Common Pitfalls of Onsite Search Experimentation

Andreas Wagner (searchHub) identifies two major A/B testing traps in onsite search.

Pitfall 1: Test Scope Too Broad

Small configuration changes (e.g., adding vector search for long-tail queries) won’t move average-across-all-traffic metrics. Solution: segment by affected queries (e.g., queries > 5 words) and test only within that segment. Positive in sum doesn’t mean positive for everyone.

Pitfall 2: Session-Level Randomization + Late-Stage KPIs = Carry-Over Effect

Using session-level randomization with ARPU (Average Revenue Per User) as the primary metric is dangerous because:

  • Users have memory across sessions. A user exposed to treatment in session 1 may return to buy in session 2 (assigned to control).
  • This misattributes the positive effect of the treatment to the control group.

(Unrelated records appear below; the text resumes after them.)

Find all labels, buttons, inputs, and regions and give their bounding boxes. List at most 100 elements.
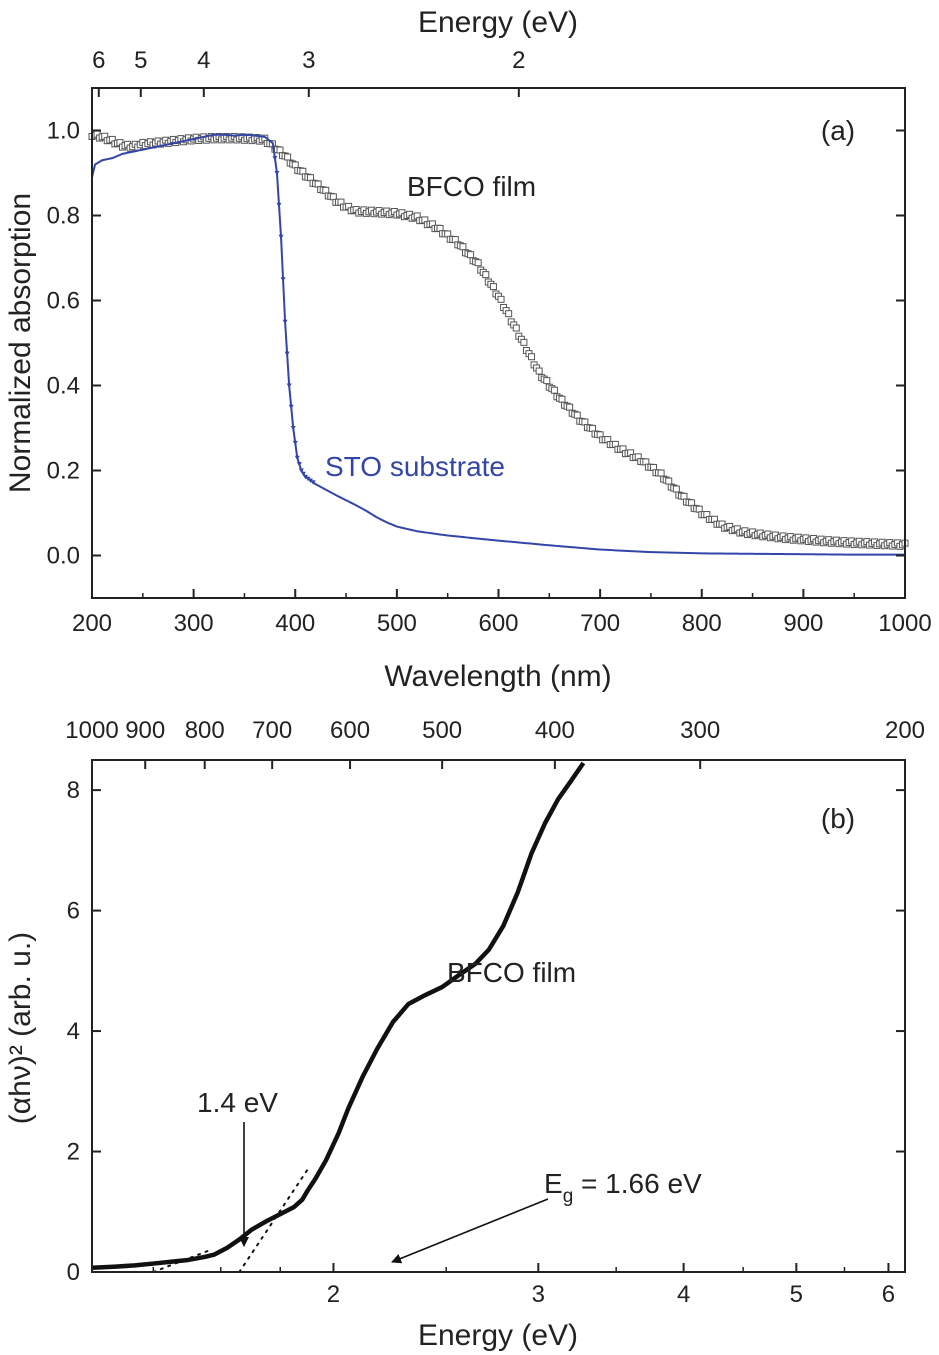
panel-b-top-tick-label: 1000 bbox=[65, 717, 118, 744]
panel-a-top-tick-label: 5 bbox=[134, 47, 147, 74]
panel-a-x-tick-label: 200 bbox=[72, 610, 112, 637]
panel-b-fit-line bbox=[152, 1249, 209, 1273]
panel-a-y-axis-title: Normalized absorption bbox=[4, 193, 37, 493]
sto-substrate-point bbox=[290, 426, 296, 431]
panel-a-label: (a) bbox=[821, 115, 855, 146]
sto-substrate-point bbox=[310, 480, 316, 485]
bfco-film-point bbox=[543, 377, 551, 385]
panel-a-y-tick-label: 0.6 bbox=[47, 288, 80, 315]
panel-b-y-axis-title: (αhν)² (arb. u.) bbox=[4, 932, 37, 1124]
panel-a-series-bfco bbox=[88, 130, 909, 550]
bfco-film-point bbox=[535, 367, 543, 375]
panel-b-top-tick-label: 400 bbox=[535, 717, 575, 744]
panel-b: 2 3 4 5 6 0 2 4 6 8 1000 900 800 700 600 500 400 300 200 E… bbox=[4, 717, 925, 1352]
sto-substrate-point bbox=[272, 156, 278, 161]
panel-b-fit-line bbox=[238, 1168, 309, 1273]
panel-a-y-tick-label: 1.0 bbox=[47, 118, 80, 145]
sto-substrate-point bbox=[276, 202, 282, 208]
bfco-film-point bbox=[573, 411, 581, 419]
bfco-film-point bbox=[482, 271, 490, 279]
bfco-film-point bbox=[512, 324, 520, 332]
sto-substrate-point bbox=[302, 474, 308, 480]
panel-b-x-tick-label: 6 bbox=[882, 1281, 895, 1308]
sto-substrate-point bbox=[288, 404, 294, 410]
panel-a-y-tick-label: 0.4 bbox=[47, 373, 80, 400]
panel-a-top-tick-label: 4 bbox=[197, 47, 210, 74]
panel-a-annotation-bfco: BFCO film bbox=[407, 171, 536, 202]
bfco-film-point bbox=[657, 469, 665, 477]
panel-b-x-axis-title: Energy (eV) bbox=[418, 1319, 578, 1352]
panel-a-x-tick-label: 800 bbox=[682, 610, 722, 637]
panel-b-y-tick-label: 4 bbox=[67, 1018, 80, 1045]
sto-substrate-point bbox=[286, 383, 292, 388]
bfco-film-point bbox=[558, 395, 566, 403]
panel-a-x-tick-label: 900 bbox=[783, 610, 823, 637]
panel-b-x-tick-label: 5 bbox=[790, 1281, 803, 1308]
panel-b-top-tick-label: 300 bbox=[680, 717, 720, 744]
panel-a-series-sto bbox=[91, 133, 905, 556]
panel-b-series-bfco bbox=[91, 761, 586, 1271]
panel-b-top-tick-label: 900 bbox=[125, 717, 165, 744]
panel-a-top-axis-title: Energy (eV) bbox=[418, 6, 578, 39]
eg-symbol: E bbox=[544, 1168, 563, 1199]
panel-b-arrow-eg bbox=[391, 1198, 549, 1264]
bfco-film-point bbox=[505, 310, 513, 318]
panel-a-top-tick-label: 3 bbox=[302, 47, 315, 74]
panel-b-top-tick-label: 500 bbox=[422, 717, 462, 744]
panel-b-top-tick-label: 600 bbox=[330, 717, 370, 744]
panel-b-x-tick-label: 2 bbox=[327, 1281, 340, 1308]
sto-substrate-point bbox=[296, 462, 302, 467]
sto-substrate-point bbox=[284, 351, 290, 357]
eg-value: = 1.66 eV bbox=[573, 1168, 702, 1199]
panel-b-annotation-bfco: BFCO film bbox=[447, 957, 576, 988]
eg-subscript: g bbox=[563, 1186, 574, 1207]
panel-a-annotation-sto: STO substrate bbox=[325, 451, 505, 482]
sto-substrate-point bbox=[274, 171, 280, 176]
panel-a-x-tick-label: 700 bbox=[580, 610, 620, 637]
panel-a-x-tick-label: 400 bbox=[275, 610, 315, 637]
panel-a-x-tick-label: 500 bbox=[377, 610, 417, 637]
sto-substrate-point bbox=[292, 440, 298, 446]
sto-substrate-point bbox=[305, 476, 311, 482]
panel-a-y-tick-label: 0.0 bbox=[47, 543, 80, 570]
panel-b-data-marks bbox=[91, 761, 586, 1273]
panel-b-y-tick-label: 6 bbox=[67, 898, 80, 925]
panel-b-top-tick-label: 200 bbox=[885, 717, 925, 744]
panel-a-data-marks bbox=[88, 130, 909, 556]
bfco-film-point bbox=[665, 477, 673, 485]
panel-a-frame bbox=[91, 87, 906, 599]
panel-a-y-tick-label: 0.2 bbox=[47, 458, 80, 485]
bfco-film-point bbox=[520, 338, 528, 346]
panel-b-frame bbox=[91, 759, 906, 1273]
panel-b-y-tick-label: 2 bbox=[67, 1139, 80, 1166]
bfco-film-point bbox=[467, 251, 475, 259]
bfco-film-point bbox=[284, 153, 292, 161]
panel-b-x-tick-label: 4 bbox=[677, 1281, 690, 1308]
bfco-film-point bbox=[528, 353, 536, 361]
sto-substrate-point bbox=[280, 277, 286, 282]
bfco-film-point bbox=[672, 485, 680, 493]
panel-a-x-tick-label: 1000 bbox=[878, 610, 931, 637]
panel-b-x-tick-label: 3 bbox=[532, 1281, 545, 1308]
sto-substrate-line bbox=[91, 133, 905, 556]
panel-a-x-axis-title: Wavelength (nm) bbox=[384, 660, 611, 693]
bfco-film-point bbox=[489, 283, 497, 291]
sto-substrate-point bbox=[300, 471, 306, 477]
panel-a-y-tick-label: 0.8 bbox=[47, 203, 80, 230]
panel-b-y-tick-label: 8 bbox=[67, 777, 80, 804]
panel-b-label: (b) bbox=[821, 803, 855, 834]
bfco-film-point bbox=[474, 259, 482, 267]
bfco-film-point bbox=[459, 243, 467, 251]
bfco-film-point bbox=[497, 295, 505, 303]
sto-substrate-point bbox=[294, 455, 300, 461]
panel-a-axes: 200 300 400 500 600 700 800 900 1000 0.0 0.2 0.4 0.6… bbox=[47, 47, 932, 637]
panel-b-top-tick-label: 700 bbox=[252, 717, 292, 744]
panel-a-x-tick-label: 300 bbox=[174, 610, 214, 637]
panel-a-x-tick-label: 600 bbox=[478, 610, 518, 637]
sto-substrate-point bbox=[307, 478, 313, 483]
panel-b-top-tick-label: 800 bbox=[185, 717, 225, 744]
panel-b-axes: 2 3 4 5 6 0 2 4 6 8 1000 900 800 700 600 500 400 300 200 bbox=[65, 717, 925, 1308]
sto-substrate-point bbox=[282, 319, 288, 325]
panel-b-annotation-eg: Eg = 1.66 eV bbox=[544, 1168, 702, 1207]
panel-b-y-tick-label: 0 bbox=[67, 1259, 80, 1286]
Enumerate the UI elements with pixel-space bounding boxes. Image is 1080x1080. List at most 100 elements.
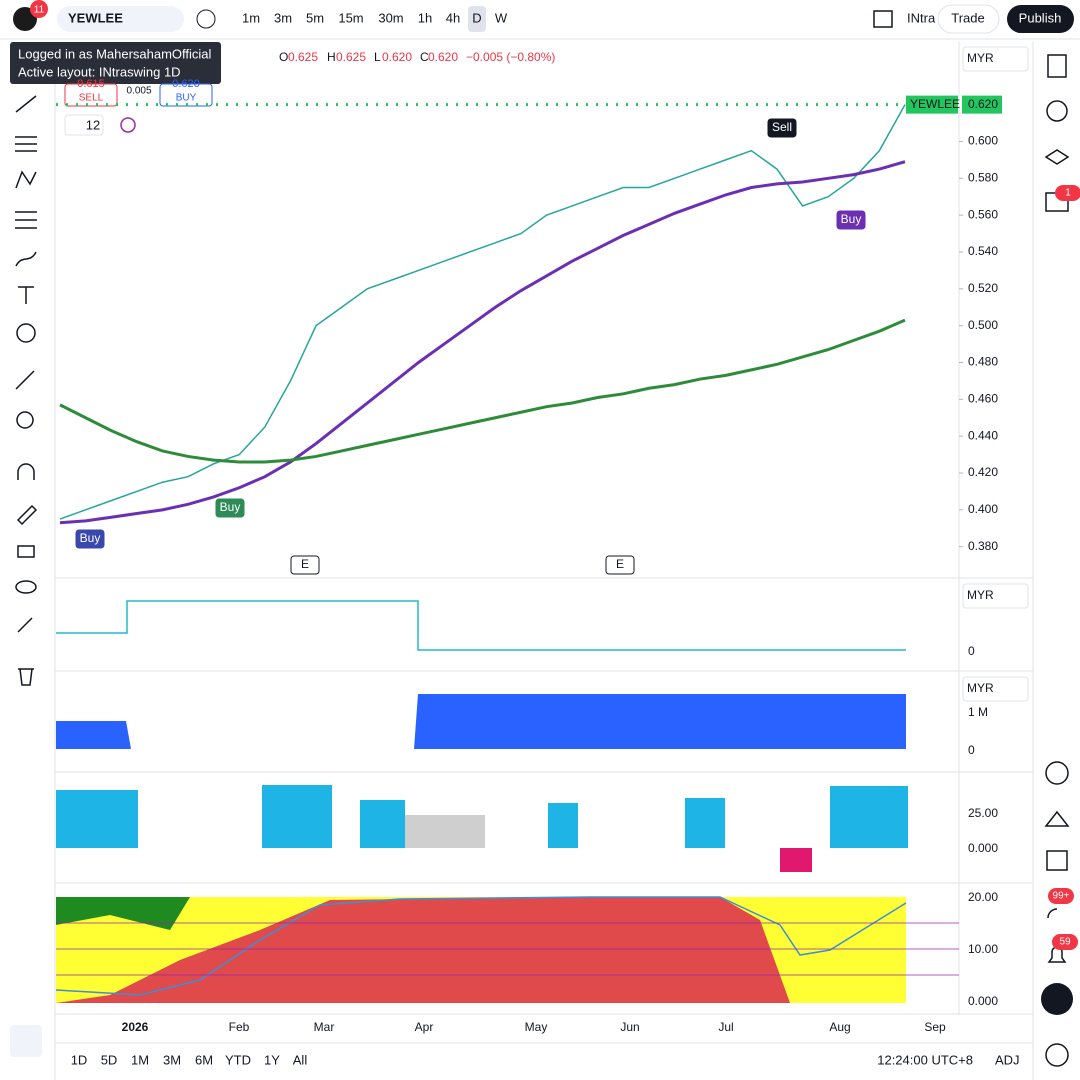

Simulation results: When sessions genuinely independent → A/B test correctly detects effect 100% of time. When sessions non-independent (carry-over) → correctly detects only 90% of time and underestimates effect size by ~30% (detects 1.4% instead of 2%).

Solution

  1. User-level randomization: each user always sees the same variant across all sessions
  2. Guardrail metrics: add earlier-funnel KPIs (e.g., Average Added Basket Value Per User) alongside ARPU to detect assignment persistence issues

Key Rule

If sessions might not be independent, randomize at user level. Cookie-based user-level randomization is imperfect but far better than session-level for purchase funnels.